Una class action che potrebbe coinvolgere 7 milioni di autori

Come riporta Ars Technica, Anthropic è sotto accusa da tre autori, ma la class action potrebbe estendersi fino a includere potenzialmente sette milioni di autori, ciascuno dei quali potrebbe chiedere fino a 150.000 dollari di risarcimento. L’azienda potrebbe dunque trovarsi a dover pagare “centinaia di miliardi in poptenziali danni“, come afferma un suo portavoce .

Riassumiamo brevemente la questione. Il 17 luglio il giudice federale William Alsup ha certificato una class action contro Anthropic: tre autori — Andrea Bartz, Charles Graeber e Kirk Wallace Johnson — potranno rappresentare gli scrittori statunitensi le cui opere sarebbero state scaricate da biblioteche pirata per costruire un archivio interno e, in parte, per addestrare i modelli dell’azienda, Claude. La decisione riguarda fino a 7 milioni di libri.

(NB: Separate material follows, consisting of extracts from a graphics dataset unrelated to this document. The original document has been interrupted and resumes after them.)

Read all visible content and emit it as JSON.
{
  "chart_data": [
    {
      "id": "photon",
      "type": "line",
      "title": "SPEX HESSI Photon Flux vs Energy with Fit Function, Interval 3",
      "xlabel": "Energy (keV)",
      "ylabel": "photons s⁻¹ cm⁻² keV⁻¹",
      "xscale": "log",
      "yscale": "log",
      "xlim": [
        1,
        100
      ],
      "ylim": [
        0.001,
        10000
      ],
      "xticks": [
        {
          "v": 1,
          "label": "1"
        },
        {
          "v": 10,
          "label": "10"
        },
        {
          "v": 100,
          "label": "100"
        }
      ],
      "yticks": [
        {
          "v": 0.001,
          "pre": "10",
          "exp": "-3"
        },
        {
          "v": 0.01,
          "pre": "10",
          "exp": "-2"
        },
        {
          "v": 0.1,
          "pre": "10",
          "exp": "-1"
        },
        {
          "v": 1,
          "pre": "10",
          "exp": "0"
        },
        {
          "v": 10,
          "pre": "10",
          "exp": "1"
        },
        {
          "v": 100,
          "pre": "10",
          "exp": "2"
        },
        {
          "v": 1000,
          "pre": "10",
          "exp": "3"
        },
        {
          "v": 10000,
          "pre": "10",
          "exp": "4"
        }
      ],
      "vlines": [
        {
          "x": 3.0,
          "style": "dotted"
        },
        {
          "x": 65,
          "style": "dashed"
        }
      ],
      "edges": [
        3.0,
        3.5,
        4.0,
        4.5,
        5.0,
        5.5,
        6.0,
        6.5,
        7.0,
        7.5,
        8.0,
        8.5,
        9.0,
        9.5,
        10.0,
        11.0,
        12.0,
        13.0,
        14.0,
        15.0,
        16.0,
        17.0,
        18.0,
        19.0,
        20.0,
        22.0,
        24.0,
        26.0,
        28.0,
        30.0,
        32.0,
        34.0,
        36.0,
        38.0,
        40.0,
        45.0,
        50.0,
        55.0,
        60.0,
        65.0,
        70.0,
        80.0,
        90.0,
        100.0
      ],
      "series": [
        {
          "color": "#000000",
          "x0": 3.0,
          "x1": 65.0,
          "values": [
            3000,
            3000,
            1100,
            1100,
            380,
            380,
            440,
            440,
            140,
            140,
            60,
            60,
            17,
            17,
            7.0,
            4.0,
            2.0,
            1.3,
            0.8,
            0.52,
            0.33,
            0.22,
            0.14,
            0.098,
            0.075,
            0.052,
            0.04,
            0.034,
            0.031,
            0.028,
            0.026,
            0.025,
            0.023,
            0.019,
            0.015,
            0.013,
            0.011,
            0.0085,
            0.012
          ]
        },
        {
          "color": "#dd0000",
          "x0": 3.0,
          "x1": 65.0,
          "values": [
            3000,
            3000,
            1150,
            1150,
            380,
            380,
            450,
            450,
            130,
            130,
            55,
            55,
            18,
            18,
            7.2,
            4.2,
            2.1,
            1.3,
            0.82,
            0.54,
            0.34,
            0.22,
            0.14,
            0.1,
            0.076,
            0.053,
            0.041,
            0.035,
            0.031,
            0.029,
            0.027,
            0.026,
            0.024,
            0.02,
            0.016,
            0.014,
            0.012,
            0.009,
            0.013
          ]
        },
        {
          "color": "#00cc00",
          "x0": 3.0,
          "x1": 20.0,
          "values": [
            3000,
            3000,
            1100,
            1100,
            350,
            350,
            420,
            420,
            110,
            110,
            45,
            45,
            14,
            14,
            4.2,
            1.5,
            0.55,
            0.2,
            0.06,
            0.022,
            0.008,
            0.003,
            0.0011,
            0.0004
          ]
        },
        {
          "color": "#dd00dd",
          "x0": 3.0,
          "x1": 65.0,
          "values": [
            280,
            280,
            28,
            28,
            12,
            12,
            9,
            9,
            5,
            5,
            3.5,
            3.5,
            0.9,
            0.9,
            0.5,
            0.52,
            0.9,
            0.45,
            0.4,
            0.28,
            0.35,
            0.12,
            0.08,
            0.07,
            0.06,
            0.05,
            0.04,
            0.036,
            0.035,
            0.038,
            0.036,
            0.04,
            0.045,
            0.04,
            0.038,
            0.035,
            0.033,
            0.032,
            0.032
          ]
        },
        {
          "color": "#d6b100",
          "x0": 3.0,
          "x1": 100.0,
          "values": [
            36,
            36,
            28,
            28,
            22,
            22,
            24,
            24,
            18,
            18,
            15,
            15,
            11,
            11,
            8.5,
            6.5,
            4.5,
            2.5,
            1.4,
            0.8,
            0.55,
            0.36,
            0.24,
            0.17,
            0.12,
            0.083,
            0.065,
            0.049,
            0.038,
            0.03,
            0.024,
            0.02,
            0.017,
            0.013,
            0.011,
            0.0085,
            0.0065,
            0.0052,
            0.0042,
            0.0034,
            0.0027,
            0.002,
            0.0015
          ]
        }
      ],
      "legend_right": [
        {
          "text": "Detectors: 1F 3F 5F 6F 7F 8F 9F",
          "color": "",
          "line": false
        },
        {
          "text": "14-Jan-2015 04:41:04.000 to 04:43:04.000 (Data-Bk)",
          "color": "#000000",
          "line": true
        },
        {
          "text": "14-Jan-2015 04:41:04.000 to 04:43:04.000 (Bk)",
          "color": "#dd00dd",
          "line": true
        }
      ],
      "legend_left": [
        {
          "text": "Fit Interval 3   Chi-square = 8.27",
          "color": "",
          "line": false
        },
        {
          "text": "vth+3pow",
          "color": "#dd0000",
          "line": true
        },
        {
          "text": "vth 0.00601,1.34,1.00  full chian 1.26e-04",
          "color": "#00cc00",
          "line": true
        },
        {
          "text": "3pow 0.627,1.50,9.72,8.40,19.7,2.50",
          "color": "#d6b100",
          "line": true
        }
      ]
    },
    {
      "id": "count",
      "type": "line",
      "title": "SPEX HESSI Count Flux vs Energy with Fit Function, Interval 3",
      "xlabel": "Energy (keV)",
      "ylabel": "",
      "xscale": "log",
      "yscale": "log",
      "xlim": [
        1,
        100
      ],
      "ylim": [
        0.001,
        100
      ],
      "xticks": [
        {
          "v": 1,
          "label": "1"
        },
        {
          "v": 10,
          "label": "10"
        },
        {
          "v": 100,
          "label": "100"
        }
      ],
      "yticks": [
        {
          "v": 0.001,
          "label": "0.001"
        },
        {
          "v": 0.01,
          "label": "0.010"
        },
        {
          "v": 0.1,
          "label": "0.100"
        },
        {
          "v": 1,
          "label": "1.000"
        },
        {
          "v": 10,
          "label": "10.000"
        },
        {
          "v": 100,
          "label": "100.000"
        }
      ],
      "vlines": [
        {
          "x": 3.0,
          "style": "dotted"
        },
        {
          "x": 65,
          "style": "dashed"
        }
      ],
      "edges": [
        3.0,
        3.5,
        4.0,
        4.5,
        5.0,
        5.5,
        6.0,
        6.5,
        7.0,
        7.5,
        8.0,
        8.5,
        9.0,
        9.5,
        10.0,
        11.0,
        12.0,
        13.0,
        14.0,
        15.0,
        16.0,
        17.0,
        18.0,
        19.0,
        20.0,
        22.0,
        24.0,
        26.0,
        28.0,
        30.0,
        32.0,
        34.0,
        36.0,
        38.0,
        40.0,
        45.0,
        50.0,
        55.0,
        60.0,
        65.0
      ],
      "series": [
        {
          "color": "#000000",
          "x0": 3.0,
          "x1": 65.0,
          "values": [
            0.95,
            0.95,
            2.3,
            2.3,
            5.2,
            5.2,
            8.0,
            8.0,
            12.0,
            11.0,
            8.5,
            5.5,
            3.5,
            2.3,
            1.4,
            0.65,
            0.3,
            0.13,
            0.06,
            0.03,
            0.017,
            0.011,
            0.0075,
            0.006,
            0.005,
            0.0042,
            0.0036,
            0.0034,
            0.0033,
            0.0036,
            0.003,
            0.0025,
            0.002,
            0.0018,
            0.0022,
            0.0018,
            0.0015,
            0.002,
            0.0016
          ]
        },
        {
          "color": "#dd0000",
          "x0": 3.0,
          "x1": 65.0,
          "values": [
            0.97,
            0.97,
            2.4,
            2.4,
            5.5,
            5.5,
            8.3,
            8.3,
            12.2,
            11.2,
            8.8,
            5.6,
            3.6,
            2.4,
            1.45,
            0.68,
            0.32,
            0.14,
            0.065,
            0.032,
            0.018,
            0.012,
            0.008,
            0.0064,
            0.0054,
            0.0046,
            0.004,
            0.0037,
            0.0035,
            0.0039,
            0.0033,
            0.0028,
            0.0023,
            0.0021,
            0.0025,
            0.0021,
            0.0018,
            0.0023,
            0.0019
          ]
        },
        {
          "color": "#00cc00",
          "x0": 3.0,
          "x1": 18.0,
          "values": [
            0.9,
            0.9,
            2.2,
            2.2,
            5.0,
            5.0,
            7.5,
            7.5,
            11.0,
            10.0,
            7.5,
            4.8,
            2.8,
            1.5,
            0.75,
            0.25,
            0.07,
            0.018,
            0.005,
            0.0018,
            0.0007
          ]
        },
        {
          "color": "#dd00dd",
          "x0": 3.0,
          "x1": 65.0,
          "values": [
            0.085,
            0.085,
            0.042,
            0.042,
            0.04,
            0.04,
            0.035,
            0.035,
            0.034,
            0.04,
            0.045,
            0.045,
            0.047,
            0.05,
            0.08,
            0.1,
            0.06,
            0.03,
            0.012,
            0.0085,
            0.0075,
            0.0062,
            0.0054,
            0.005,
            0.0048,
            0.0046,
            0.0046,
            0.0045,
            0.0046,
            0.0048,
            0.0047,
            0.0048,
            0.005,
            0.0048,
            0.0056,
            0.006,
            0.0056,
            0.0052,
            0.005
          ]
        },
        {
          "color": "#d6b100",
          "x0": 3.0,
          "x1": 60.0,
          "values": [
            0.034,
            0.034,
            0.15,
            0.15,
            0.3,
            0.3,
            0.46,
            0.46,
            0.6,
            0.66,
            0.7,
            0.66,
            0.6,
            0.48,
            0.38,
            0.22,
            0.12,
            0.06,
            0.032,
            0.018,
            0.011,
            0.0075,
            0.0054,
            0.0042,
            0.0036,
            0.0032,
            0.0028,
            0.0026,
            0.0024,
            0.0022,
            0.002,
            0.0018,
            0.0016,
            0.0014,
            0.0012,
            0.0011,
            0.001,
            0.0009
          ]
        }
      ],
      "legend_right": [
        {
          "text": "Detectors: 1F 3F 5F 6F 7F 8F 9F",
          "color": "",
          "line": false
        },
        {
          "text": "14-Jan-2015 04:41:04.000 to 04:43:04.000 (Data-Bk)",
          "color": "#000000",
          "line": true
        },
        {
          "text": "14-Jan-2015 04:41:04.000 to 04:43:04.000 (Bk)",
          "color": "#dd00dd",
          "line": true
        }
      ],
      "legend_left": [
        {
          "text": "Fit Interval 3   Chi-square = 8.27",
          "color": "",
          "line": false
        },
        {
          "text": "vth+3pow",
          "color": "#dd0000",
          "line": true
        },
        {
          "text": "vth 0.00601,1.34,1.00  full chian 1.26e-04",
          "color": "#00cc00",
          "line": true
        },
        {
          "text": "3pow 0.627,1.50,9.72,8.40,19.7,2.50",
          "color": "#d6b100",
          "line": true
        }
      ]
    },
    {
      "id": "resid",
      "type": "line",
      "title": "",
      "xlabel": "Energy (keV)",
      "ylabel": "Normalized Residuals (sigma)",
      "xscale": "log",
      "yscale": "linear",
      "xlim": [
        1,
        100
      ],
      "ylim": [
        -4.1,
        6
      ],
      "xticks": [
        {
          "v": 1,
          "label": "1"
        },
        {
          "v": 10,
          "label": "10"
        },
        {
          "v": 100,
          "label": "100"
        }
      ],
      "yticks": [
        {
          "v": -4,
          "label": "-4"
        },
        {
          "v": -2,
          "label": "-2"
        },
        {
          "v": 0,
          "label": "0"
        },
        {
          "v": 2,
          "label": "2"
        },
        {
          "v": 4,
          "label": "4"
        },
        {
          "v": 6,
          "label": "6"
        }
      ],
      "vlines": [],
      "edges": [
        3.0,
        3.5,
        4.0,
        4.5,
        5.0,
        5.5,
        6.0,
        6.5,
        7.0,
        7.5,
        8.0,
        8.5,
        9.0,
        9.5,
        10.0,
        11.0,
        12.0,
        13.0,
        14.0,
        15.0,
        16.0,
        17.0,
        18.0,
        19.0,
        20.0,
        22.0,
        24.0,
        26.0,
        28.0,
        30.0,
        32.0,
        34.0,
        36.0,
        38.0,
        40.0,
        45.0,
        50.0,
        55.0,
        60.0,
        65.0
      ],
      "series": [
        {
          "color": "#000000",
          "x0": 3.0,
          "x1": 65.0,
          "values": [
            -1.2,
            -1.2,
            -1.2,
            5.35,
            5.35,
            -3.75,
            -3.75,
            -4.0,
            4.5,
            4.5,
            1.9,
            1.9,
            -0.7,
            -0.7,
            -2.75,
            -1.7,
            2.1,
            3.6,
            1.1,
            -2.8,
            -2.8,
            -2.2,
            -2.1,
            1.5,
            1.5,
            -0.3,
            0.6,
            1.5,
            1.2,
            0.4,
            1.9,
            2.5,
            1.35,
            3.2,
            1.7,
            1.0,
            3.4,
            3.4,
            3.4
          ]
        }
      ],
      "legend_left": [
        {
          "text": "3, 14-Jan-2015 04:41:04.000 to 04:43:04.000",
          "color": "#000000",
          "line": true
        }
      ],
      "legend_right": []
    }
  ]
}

A fine giugno, lo stesso Alsup aveva emesso una decisione di merito “mista”: l’addestramento su libri acquisiti legalmente (ad esempio acquistati e poi digitalizzati) è stato ritenuto fair use; non lo è, invece, la creazione e conservazione di una libreria di copie pirata, che resta quindi al centro del contenzioso per violazione del copyright.

La certificazione di classe ha allarmato non solo Anthropic, che ha immediatamente fatto appello, ma anche una parte significativa dell’industria tecnologica statunitense. Tre importanti associazioni di categoria — Computer and Communications Industry Association, TechNet e Consumer Technology Association — sono intervenute con una memoria invocando una revisione. Secondo loro, la decisione di Alsup avrebbe trasformato una causa intentata da tre individui in un’azione di portata senza precedenti, con il rischio di esporre l’azienda a centinaia di miliardi di dollari di potenziali danni. La legge statunitense prevede infatti che per le violazioni volontarie del copyright si possano chiedere fino a 150.000 dollari per ciascuna opera.

La preoccupazione, spiegano le associazioni, è che la semplice minaccia di un’esposizione economica di questa scala spinga verso un accordo extragiudiziale prima che questioni giuridiche cruciali vengano chiarite in sede processuale. Il dibattimento è attualmente fissato per il 1° dicembre 2025, ma l’esito dell’appello potrebbe ridisegnare completamente la partita.

L’IA è davvero a rischio?

Difficile dire cosa accadrà, ma è innegabile che la questione del copyright è ormai centrale per lo sviluppo dell’IA. Non parliamo, infatti, di singole cause, già potenzialmente critiche, come per esempio quella intentata dal NY Times: parliamo di un’azione legale di proporzioni ben più ampie. Che potrebbe estendersi rapidamente all’intero settore dell’IA. Va anche detto che il problema, in questo specifico caso, non è l’uso di dati per l’addestramento, quanto il fatto che tali dati siano stati ottenuti in maniera impropria, scaricandoli da un sito pirata.  

Nelle prossime settimane l’attenzione sarà tutta sul Nono Circuito, che dovrà decidere se accogliere la richiesta di revisione della certificazione di classe. Da quella scelta potrebbe dipendere non solo il destino di Anthropic, ma anche l’equilibrio tra diritti d’autore e sviluppo dell’intelligenza artificiale negli Stati Uniti.